Si je dois renoncer à toi, dis le moi sans gêne. Tu m’as donné un bonheur merveilleux qui plaide déjà ton pardon. Si aimant, tu veux bâtir l’avenir avec moi, je suis prête. Tout me semblera facile si je trouve, au bout de ma tourmente momentanée et de ma solitude, tes bras ouverts. Mais il faut attendre quatre ans, pour que j’aie la majorité légale.

Ordonne et rien n’aura plus d’importance que toi.

Ecris-moi. J’attends.

Mireille

Suivait l’adresse d’une copine élue boite postale.

Ousmane relut : « Ordonne et rien n’aura plus d’importance…»

La lettre l’orientait vers le « sérieux ».Son contenu l’entrainait vers les déchirements entre les choix conciliables. Ousmane trouva la situation « cornélienne» : « D’un côté, mon cœur épris d’une Blanche…de l’autre, ’’ma société’’. Entre les deux, ma raison oscillante, comme le fléau d’une balance qui ne peut trouver  un point d’équilibre entre deux plateaux aux contenus également chers.»

Renier Usine Niary Talli ? Echapper à son emprise ? Vomir ses relents ? Tentant ! Mais sa petite patrie l’agrippait. Elle grondait violemment en lui, voix accordées des valeurs traditionnelles, dictant impérieuses, les droits de la vie collective. Tout louvoiement, tout bouleversement soulevaient l’étonnement, le mépris ou l’indignation. Le flambeau de l’héritage culturel éclairait l’unicité du chemin à emprunter…Les mentalités se momifiaient dans le carcan du passé…Dans leur cuirasse, des mœurs et des coutumes décourageaient les attaques …

Mbooween ! Mbuubeen ! Caameen ! Des concessions vouées à des professions héritées de la nuit des temps … La religion, dans la tolérance de son enseignement, restait le lien indescriptible…

Usine Niary Talli l’enveloppait, tendresse de Yaye Khady répercutée dans les cœurs des femmes du quartier, autant de mères qui avaient nettoyé ses narines d’enrhumé chronique, autant de yaye vigilantes qui l’avaient souvent corrigé sans hésitation, pour l’éloigner des ordures, où il extirpait ces riens- ficelles, boîtes de conserves, cartons- que l’imagination enfantine métamorphose en jouets inédits…Tombait –il malade ? Tout le quartier, soucieux et soupçonneux, s’inquiétait. Chaque main s’armait de talismans et de safara-Eau bénite de prières et d’invocations en vue de résultats préventifs ou curatifs donnés-pour le délivrer des « filets »d’une sorcière invisible.

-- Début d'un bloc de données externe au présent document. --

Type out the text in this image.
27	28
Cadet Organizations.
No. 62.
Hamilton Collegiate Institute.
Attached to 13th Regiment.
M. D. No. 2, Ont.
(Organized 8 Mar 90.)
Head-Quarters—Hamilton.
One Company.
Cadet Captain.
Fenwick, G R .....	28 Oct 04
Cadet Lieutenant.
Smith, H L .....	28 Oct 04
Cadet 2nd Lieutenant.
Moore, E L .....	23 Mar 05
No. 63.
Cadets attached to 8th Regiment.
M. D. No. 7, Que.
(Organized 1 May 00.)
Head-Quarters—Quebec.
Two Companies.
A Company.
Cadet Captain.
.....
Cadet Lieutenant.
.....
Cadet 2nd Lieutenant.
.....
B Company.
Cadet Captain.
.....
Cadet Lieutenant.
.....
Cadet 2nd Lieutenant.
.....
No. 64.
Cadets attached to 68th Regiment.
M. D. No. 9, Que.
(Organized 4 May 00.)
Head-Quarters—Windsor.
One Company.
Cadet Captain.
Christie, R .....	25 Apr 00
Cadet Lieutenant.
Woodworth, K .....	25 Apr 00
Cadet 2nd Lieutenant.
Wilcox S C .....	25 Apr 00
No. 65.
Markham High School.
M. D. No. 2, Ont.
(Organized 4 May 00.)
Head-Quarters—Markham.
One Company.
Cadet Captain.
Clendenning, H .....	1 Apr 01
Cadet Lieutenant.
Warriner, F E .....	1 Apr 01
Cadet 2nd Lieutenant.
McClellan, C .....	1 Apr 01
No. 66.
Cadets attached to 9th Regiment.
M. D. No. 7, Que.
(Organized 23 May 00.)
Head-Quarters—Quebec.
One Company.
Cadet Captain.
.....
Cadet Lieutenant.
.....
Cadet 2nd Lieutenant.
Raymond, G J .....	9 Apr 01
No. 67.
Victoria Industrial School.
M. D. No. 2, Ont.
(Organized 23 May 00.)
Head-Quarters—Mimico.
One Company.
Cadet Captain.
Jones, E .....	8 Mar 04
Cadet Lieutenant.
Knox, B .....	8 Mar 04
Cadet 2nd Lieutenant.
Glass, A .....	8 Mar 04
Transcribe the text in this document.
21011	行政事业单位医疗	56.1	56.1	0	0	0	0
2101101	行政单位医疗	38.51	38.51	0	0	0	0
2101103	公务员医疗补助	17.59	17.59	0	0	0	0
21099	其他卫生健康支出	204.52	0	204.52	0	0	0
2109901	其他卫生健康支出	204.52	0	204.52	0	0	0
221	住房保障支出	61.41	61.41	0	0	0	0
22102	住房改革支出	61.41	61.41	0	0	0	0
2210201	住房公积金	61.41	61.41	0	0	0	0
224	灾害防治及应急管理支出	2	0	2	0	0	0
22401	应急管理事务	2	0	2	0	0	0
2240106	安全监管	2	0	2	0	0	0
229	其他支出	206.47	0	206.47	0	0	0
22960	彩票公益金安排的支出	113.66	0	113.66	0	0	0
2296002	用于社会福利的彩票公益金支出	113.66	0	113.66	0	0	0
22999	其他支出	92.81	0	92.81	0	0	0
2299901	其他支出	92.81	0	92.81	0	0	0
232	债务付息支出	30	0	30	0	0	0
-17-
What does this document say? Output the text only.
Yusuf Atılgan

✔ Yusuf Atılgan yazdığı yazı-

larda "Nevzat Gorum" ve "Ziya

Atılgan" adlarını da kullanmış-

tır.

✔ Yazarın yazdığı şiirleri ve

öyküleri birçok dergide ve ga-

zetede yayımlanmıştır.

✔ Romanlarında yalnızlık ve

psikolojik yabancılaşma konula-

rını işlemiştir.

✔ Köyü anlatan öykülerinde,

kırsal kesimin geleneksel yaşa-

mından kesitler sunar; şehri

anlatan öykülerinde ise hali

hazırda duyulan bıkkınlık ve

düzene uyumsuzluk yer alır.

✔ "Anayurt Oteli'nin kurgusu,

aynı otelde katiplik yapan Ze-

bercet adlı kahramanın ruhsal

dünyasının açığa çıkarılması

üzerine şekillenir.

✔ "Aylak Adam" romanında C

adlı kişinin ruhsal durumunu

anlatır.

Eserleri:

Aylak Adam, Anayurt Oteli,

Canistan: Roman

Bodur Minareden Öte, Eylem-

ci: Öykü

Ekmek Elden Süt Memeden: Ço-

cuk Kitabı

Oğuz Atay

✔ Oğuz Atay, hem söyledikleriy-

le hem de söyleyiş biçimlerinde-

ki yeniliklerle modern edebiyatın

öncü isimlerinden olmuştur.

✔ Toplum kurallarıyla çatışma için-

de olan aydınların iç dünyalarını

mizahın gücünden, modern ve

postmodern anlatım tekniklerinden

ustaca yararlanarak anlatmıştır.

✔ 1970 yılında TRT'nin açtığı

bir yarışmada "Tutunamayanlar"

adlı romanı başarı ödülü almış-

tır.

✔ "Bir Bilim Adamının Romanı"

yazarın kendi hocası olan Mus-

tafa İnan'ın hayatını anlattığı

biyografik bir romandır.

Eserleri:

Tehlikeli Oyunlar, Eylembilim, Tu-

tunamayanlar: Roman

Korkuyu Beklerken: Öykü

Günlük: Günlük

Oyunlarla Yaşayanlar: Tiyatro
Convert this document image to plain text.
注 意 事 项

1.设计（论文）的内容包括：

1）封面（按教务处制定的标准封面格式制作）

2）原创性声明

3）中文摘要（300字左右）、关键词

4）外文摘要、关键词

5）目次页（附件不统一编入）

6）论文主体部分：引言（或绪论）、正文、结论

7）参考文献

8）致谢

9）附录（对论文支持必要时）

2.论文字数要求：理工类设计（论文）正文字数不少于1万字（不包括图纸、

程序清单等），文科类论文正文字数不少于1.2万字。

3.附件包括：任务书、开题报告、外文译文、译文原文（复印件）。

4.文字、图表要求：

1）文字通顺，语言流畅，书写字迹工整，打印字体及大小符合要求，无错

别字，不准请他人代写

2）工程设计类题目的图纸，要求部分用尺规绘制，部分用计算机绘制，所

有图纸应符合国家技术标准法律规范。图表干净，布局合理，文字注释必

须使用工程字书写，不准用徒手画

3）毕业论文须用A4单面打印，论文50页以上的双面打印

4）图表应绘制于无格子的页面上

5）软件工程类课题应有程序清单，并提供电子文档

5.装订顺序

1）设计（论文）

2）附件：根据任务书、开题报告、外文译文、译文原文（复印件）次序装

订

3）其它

Il se revoyait, quand le paludisme martelait ses tempes, grelottant dans le délire de la fièvre. Il écoutait alors, anxieux, l’énumération des recettes de frictions énergiques où l’ail revenait sans cesse, nanti de pouvoirs miraculeux…Usine Niari talli résistait farouchement, puits intarissable d’enrichissement et de formation, creuset inviolable de  traditions où se revigoraient le cœur et l’âme.

Généreux dans la pauvreté, pudique dans l’épreuve, honnêtes dans la misère, tolérants dans les conflits, tels étaient les habitants de son quartier.

Renier  Usine Niari talli ? Maudire les tintamarres matinaux des klaxons qui ponctuaient les crissements de pneus ? Les scintillements des fourneaux malgaches éclairaient son tourment. Sa mémoire vibrait des courses gaies derrière les pneus de voiture abandonnés. Sa mémoire s’énervait dans les poursuites harassantes et les corps à corps autour d’un ballon éventré…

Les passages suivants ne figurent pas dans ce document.